Clean-up functions can't fail, so what do you do if you encounter a failure in your clean-up function?

You have to keep cleaning up.

Some people like to follow this pattern for error checking:

HRESULT Function()
{
  hr = SomeFunction();
  if (FAILED(hr))) goto Exit;

  hr = AnotherFunction();
  if (FAILED(hr))) goto Exit;

  ... and so on until ...

  hr = S_OK;

Exit:
    return hr;
}

And some like to put it inside a cute flow control macro like

#define CHECK_HRESULT(hr) if (FAILED(hr)) goto Exit;

or even

#define CHECK_HRESULT(f) if (FAILED(hr = (f))) goto Exit;

Whatever floats your boat.

But you have to be careful if using this pattern in a clean-up function, because you might end up not actually cleaning up. For example:

HRESULT Widget::Close()
{
    HRESULT hr;
    CHECK_HRESULT(DisconnectDoodad(m_hDoodad));
    m_hDoodad = nullptr;
    for (int i = 0; i < ARRRAYSIZE(GadgetArray); i++) {
        CHECK_HRESULT(DestroyGadget(m_rghGadget[i]));
        m_rghGadget[i] = nullptr;
    }

    hr = S_OK;

Exit:
    return hr;
}

What if there is an error disconnecting the doodad? (Maybe you got RPC_E_SERVER_DIED because the doodad lives on a remote server which crashed.) The cleanup code treats this as an error and skips destroying the gadget. But what can the caller do about this? Nothing, that's what. Eventually you get a bug that says, "On an unreliable network, we leak gadgets like crazy."

Or worse, what if you're doing this in your destructor. You have nowhere to report the error. The caller simply expects that when the object is destroyed, all its resources are released.
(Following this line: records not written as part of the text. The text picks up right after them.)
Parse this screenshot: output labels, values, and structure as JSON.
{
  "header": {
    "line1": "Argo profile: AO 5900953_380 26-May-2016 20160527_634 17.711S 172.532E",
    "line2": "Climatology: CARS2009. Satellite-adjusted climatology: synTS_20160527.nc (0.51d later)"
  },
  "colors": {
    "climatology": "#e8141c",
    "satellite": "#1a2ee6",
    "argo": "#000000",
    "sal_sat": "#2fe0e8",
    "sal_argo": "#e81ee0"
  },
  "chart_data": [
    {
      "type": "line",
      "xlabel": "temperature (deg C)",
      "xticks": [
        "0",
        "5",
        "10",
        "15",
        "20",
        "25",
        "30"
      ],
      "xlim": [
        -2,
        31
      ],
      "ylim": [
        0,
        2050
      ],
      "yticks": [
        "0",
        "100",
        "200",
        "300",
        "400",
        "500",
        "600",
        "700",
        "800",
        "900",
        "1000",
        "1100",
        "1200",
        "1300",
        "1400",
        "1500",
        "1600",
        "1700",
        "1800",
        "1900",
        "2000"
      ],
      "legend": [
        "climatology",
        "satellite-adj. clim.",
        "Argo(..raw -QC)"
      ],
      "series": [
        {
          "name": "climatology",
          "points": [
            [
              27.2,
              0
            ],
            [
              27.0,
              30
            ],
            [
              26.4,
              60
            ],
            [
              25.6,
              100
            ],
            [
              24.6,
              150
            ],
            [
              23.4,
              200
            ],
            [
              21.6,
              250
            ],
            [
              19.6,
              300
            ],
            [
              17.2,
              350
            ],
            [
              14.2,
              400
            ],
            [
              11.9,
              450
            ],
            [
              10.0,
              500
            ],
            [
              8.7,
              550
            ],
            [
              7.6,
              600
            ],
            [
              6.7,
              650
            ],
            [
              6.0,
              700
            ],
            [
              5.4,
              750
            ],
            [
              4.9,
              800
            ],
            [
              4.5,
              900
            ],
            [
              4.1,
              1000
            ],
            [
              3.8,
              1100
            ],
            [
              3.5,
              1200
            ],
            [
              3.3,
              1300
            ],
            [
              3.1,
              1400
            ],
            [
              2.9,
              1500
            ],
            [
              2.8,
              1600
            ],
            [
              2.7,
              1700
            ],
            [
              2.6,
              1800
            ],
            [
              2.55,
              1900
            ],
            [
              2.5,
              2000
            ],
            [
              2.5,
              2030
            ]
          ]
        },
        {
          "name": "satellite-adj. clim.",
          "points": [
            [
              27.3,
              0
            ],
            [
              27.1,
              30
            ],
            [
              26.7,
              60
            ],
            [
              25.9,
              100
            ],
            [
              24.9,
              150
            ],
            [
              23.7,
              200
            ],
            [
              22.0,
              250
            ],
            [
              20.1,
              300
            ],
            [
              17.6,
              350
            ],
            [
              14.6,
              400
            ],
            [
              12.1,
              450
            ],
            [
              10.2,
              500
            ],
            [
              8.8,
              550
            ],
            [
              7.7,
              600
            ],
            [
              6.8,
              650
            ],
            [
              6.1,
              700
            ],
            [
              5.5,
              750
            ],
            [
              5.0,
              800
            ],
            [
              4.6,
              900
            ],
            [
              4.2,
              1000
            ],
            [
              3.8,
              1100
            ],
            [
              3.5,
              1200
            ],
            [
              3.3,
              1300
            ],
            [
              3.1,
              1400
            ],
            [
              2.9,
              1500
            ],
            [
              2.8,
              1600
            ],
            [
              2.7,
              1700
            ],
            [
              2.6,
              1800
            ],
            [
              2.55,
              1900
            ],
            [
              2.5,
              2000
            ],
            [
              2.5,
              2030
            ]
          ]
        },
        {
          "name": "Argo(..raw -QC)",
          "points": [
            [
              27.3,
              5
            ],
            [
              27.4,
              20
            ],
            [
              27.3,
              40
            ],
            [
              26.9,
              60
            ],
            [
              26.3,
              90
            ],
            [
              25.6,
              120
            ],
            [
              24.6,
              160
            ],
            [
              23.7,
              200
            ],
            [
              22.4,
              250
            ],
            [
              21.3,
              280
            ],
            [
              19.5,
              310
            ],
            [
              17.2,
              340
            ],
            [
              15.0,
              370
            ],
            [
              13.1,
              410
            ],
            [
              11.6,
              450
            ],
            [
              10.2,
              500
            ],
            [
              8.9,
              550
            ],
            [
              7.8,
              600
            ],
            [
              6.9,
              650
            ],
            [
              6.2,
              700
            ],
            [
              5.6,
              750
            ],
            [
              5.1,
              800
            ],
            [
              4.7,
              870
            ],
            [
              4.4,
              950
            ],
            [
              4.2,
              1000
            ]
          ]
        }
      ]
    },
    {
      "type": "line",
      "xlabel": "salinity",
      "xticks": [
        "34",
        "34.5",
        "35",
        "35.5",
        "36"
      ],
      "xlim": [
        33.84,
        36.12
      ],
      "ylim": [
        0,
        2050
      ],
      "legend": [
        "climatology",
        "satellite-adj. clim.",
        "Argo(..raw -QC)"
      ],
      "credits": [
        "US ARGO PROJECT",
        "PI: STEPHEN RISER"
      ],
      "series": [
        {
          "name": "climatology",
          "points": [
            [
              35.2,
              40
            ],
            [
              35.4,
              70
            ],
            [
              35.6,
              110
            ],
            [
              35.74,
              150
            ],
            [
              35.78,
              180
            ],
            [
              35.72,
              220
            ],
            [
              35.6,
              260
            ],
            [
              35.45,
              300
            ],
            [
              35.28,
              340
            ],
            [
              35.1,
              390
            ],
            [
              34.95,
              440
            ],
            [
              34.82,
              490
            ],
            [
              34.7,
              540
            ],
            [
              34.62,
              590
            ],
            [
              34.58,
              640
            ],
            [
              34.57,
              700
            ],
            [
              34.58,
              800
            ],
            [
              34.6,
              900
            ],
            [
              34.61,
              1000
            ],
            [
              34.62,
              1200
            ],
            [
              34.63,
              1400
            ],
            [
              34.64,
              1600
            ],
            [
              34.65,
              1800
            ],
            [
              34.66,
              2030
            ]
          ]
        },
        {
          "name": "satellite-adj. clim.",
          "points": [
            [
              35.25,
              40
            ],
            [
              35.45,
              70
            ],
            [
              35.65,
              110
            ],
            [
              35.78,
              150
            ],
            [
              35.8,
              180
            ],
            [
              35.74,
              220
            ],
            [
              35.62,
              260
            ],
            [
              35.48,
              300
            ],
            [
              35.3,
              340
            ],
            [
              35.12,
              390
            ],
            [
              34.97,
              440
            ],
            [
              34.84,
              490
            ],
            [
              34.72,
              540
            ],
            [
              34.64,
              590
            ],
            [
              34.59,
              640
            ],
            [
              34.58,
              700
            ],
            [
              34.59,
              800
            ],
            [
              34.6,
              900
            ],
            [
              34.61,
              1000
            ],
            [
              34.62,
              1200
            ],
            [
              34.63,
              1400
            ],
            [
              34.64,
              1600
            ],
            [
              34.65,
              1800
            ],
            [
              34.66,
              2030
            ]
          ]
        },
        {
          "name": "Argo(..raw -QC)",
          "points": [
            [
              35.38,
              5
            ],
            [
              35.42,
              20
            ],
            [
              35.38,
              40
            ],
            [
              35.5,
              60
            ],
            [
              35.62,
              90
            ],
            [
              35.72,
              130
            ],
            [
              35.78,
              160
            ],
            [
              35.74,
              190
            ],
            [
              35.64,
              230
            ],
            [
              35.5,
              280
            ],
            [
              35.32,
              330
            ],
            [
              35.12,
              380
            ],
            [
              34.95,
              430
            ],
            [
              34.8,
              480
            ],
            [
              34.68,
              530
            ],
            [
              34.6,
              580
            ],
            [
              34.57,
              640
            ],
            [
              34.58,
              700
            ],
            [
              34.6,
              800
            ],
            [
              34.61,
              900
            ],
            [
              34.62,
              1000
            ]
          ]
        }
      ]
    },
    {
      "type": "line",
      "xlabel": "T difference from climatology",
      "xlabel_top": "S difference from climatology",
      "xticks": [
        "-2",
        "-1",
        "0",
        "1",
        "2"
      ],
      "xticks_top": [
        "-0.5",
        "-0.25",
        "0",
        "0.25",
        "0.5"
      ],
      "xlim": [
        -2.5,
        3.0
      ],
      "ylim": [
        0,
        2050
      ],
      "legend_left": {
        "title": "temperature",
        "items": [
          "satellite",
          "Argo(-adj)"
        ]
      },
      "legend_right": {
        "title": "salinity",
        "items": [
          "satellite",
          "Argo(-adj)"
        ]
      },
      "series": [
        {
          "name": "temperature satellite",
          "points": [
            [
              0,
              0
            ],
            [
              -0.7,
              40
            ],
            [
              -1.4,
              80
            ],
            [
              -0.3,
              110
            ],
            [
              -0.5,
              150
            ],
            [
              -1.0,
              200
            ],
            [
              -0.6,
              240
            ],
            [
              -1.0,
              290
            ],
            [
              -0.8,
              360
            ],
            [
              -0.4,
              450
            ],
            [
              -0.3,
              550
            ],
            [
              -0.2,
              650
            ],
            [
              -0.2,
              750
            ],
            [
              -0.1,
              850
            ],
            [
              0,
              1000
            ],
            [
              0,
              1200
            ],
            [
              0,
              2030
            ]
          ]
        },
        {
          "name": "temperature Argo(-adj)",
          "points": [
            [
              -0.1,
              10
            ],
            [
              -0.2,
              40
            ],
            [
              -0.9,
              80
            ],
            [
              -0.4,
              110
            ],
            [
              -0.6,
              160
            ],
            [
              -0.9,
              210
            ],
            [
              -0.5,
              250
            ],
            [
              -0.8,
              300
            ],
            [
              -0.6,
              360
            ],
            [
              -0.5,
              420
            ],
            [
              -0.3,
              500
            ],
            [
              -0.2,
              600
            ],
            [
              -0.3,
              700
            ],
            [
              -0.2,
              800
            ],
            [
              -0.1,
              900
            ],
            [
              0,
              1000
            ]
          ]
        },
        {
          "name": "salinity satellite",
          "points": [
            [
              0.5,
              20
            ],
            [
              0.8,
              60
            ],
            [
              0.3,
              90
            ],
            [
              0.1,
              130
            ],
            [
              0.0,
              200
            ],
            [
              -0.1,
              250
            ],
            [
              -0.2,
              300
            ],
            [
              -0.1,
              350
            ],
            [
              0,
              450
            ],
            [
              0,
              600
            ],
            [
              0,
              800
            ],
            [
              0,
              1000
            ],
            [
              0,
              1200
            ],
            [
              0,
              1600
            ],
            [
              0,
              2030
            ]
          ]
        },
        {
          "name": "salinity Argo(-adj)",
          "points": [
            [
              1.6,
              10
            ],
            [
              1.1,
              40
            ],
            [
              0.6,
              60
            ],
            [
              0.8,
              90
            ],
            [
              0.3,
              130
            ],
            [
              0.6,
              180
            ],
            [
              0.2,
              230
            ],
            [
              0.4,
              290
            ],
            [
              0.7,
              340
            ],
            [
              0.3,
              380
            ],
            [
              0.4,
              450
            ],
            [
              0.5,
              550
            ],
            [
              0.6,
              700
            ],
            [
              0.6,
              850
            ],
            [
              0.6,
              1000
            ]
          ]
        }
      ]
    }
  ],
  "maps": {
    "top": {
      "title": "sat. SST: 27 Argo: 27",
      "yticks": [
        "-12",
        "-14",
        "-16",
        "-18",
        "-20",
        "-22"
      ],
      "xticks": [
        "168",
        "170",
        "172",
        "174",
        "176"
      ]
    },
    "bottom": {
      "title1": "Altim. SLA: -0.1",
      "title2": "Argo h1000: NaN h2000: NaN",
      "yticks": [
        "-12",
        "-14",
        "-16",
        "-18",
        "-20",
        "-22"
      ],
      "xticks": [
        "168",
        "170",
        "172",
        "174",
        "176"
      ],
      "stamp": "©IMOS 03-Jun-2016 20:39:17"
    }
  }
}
So release as much as you can. If something goes wrong with one of them, keep going, because there's still other stuff to clean up.

Related: Never throw an exception from a destructor.

Bonus chatter: Yes, I know that you can avoid this problem by wrapping the Doodad and Gadget handles inside a class which disconnects/destroys on destruction. That's not my point.